Editorial
Issue 03: Communications
https://dx.doi.org/10.15180/150301/001As long as we live, and whatever fate may have been assigned to us, or we have chosen, there is no doubt that the better the quality of our communication, the more useful (and agreeable) to ourselves and others we will be and the longer we will be remembered.
Primo Levi
For this third issue of the Science Museum Group Journal we have collected articles under the theme of “communications”. Broadly defined this theme embraces many of the subjects we are interested in – communication technologies, communication with our audiences, communication through different media and communication between the past and the present. The theme is especially pertinent with the opening of one of our largest permanent exhibitions – Information Age – and the gallery is discussed here in two articles. Lead curator Tilly Blyth reveals the challenges the exhibition faced in exhibiting such a complex and ephemeral topic as “communications” and the approach of the gallery to participatory practice is considered by co-authors from Leicester University and the Information Age team, who explore the issues national museums face in scaling up participation projects to meet the needs of national audiences.

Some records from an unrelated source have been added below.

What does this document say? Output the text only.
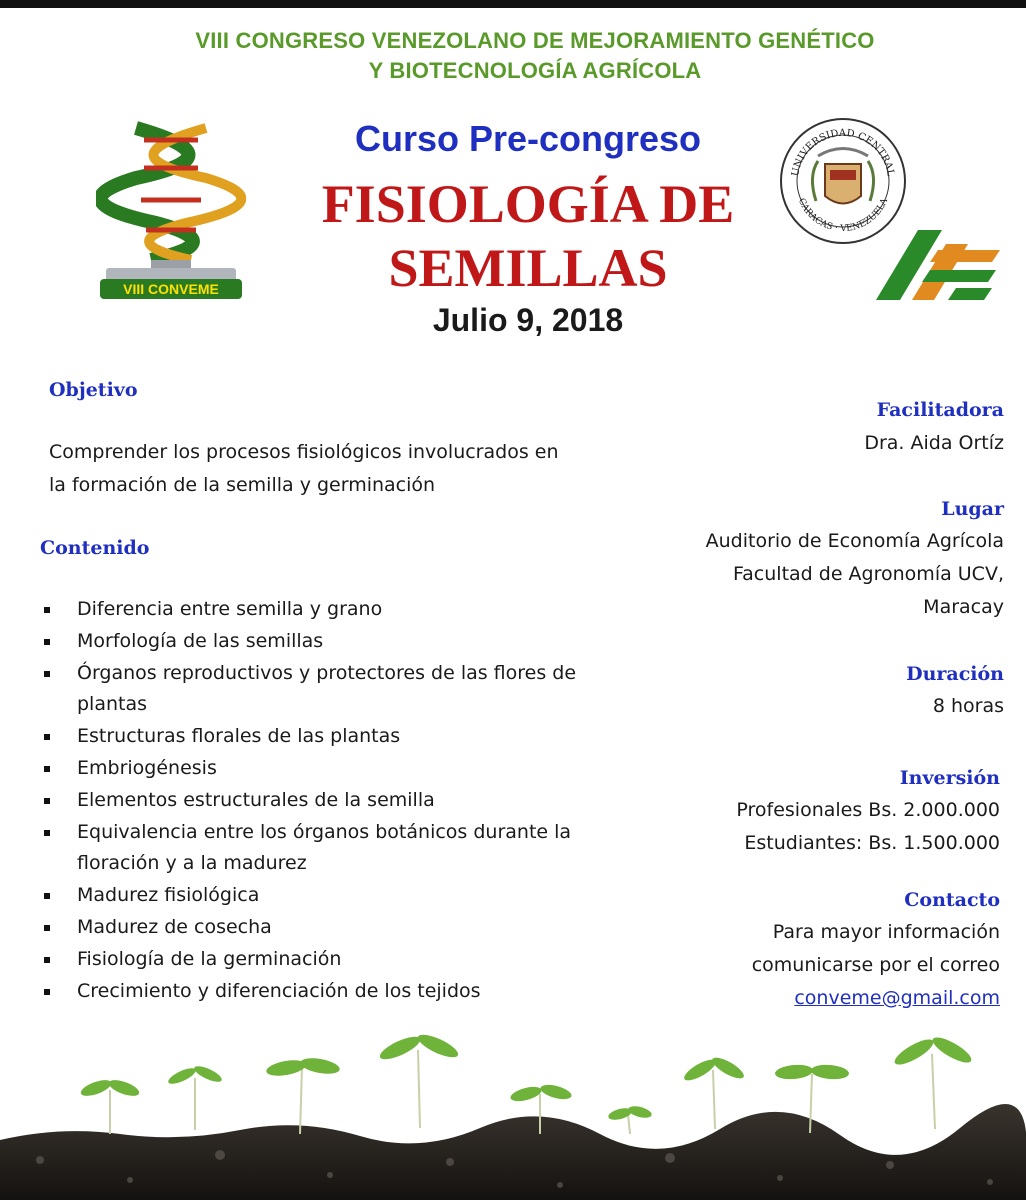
VIII CONGRESO VENEZOLANO DE MEJORAMIENTO GENÉTICO
Y BIOTECNOLOGÍA AGRÍCOLA
VIII CONVEME
Curso Pre-congreso
FISIOLOGÍA DE
SEMILLAS
Julio 9, 2018
UNIVERSIDAD CENTRAL
CARACAS · VENEZUELA
Objetivo
Comprender los procesos fisiológicos involucrados en
la formación de la semilla y germinación
Contenido
Diferencia entre semilla y grano
Morfología de las semillas
Órganos reproductivos y protectores de las flores de plantas
Estructuras florales de las plantas
Embriogénesis
Elementos estructurales de la semilla
Equivalencia entre los órganos botánicos durante la floración y a la madurez
Madurez fisiológica
Madurez de cosecha
Fisiología de la germinación
Crecimiento y diferenciación de los tejidos
Facilitadora
Dra. Aida Ortíz
Lugar
Auditorio de Economía Agrícola
Facultad de Agronomía UCV,
Maracay
Duración
8 horas
Inversión
Profesionales Bs. 2.000.000
Estudiantes: Bs. 1.500.000
Contacto
Para mayor información
comunicarse por el correo
conveme@gmail.com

But the openness of the theme also allows the Journal to examine other aspects of communication: Aleks Kolkowski discusses a re-enactment of a 1913 acoustic recording to explore the impact of early recording techniques on the experience of both playing for and listening to recorded music. In many ways the re-enactment itself allowed music students to communicate with their historical predecessors, and the work foreshadows planned research into the Museum’s fascinating collection of early music recorders. Sally Shuttleworth also looks at how the past speaks to the present, but in the field of citizen science – an area on the rise today but with its roots firmly in the Victorian era.

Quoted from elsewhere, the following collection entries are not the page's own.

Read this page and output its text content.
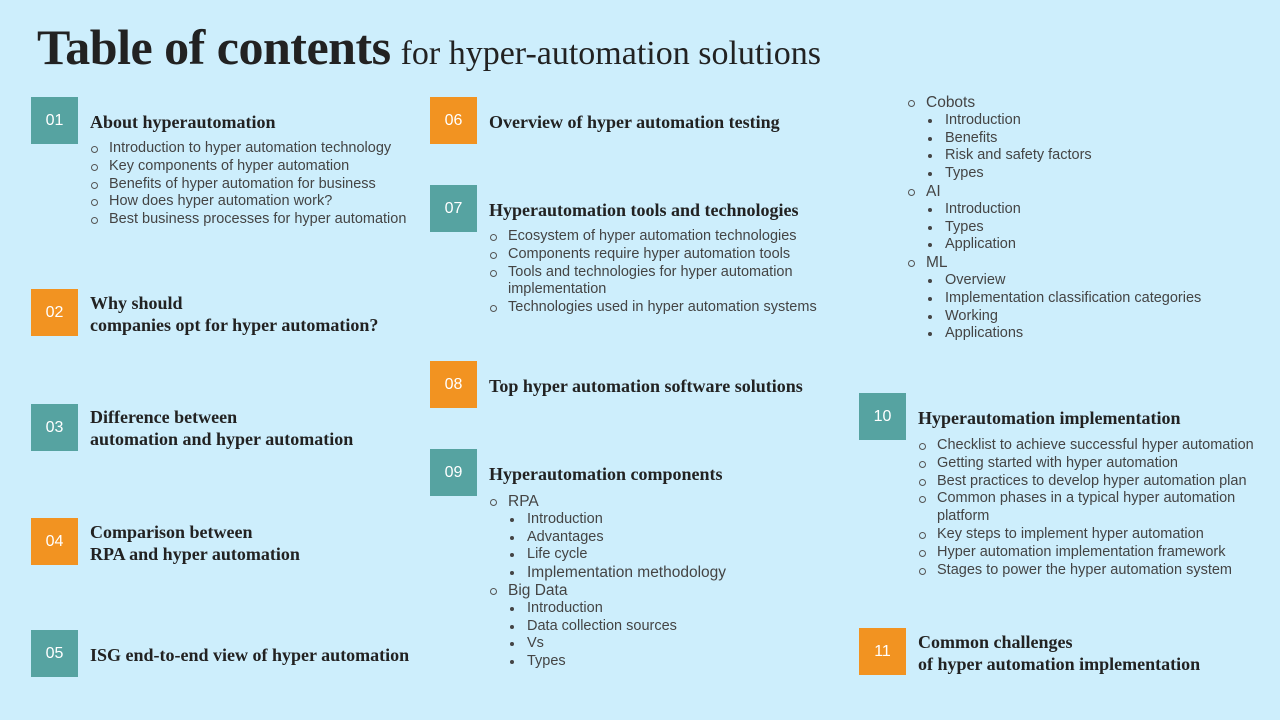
Table of contents for hyper-automation solutions
01	About hyperautomation
Introduction to hyper automation technology
Key components of hyper automation
Benefits of hyper automation for business
How does hyper automation work?
Best business processes for hyper automation
02	Why should
companies opt for hyper automation?
03	Difference between
automation and hyper automation
04	Comparison between
RPA and hyper automation
05	ISG end-to-end view of hyper automation
06	Overview of hyper automation testing
07	Hyperautomation tools and technologies
Ecosystem of hyper automation technologies
Components require hyper automation tools
Tools and technologies for hyper automation implementation
Technologies used in hyper automation systems
08	Top hyper automation software solutions
09	Hyperautomation components
RPA
Introduction
Advantages
Life cycle
Implementation methodology
Big Data
Introduction
Data collection sources
Vs
Types
Cobots
Introduction
Benefits
Risk and safety factors
Types
AI
Introduction
Types
Application
ML
Overview
Implementation classification categories
Working
Applications
10	Hyperautomation implementation
Checklist to achieve successful hyper automation
Getting started with hyper automation
Best practices to develop hyper automation plan
Common phases in a typical hyper automation platform
Key steps to implement hyper automation
Hyper automation implementation framework
Stages to power the hyper automation system
11	Common challenges
of hyper automation implementation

The Journal continues its intention to feature research from authors outside the Science Museum Group, and here we welcome Michael Kay’s look at the impact of non-users of the developing telephone system in the UK. His approach, though from a different perspective to that of an exhibition team, supports the idea that an understanding of technological development is made richer by considering the ways people encountered it, and especially by exploring untold stories and varieties of user experience. Andrea Bandelli brings a European perspective in his examination of audiences” appetite for participation in museums and for museums to be involved in policy making. Perhaps communication with political stakeholders is something that museums will be doing more of in the future?
The ultimate aim of the Journal is to communicate some of the extraordinary and fascinating research that goes on inside science museums and universities around the world. We hope that you enjoy this issue and will discuss and share with friends and colleagues.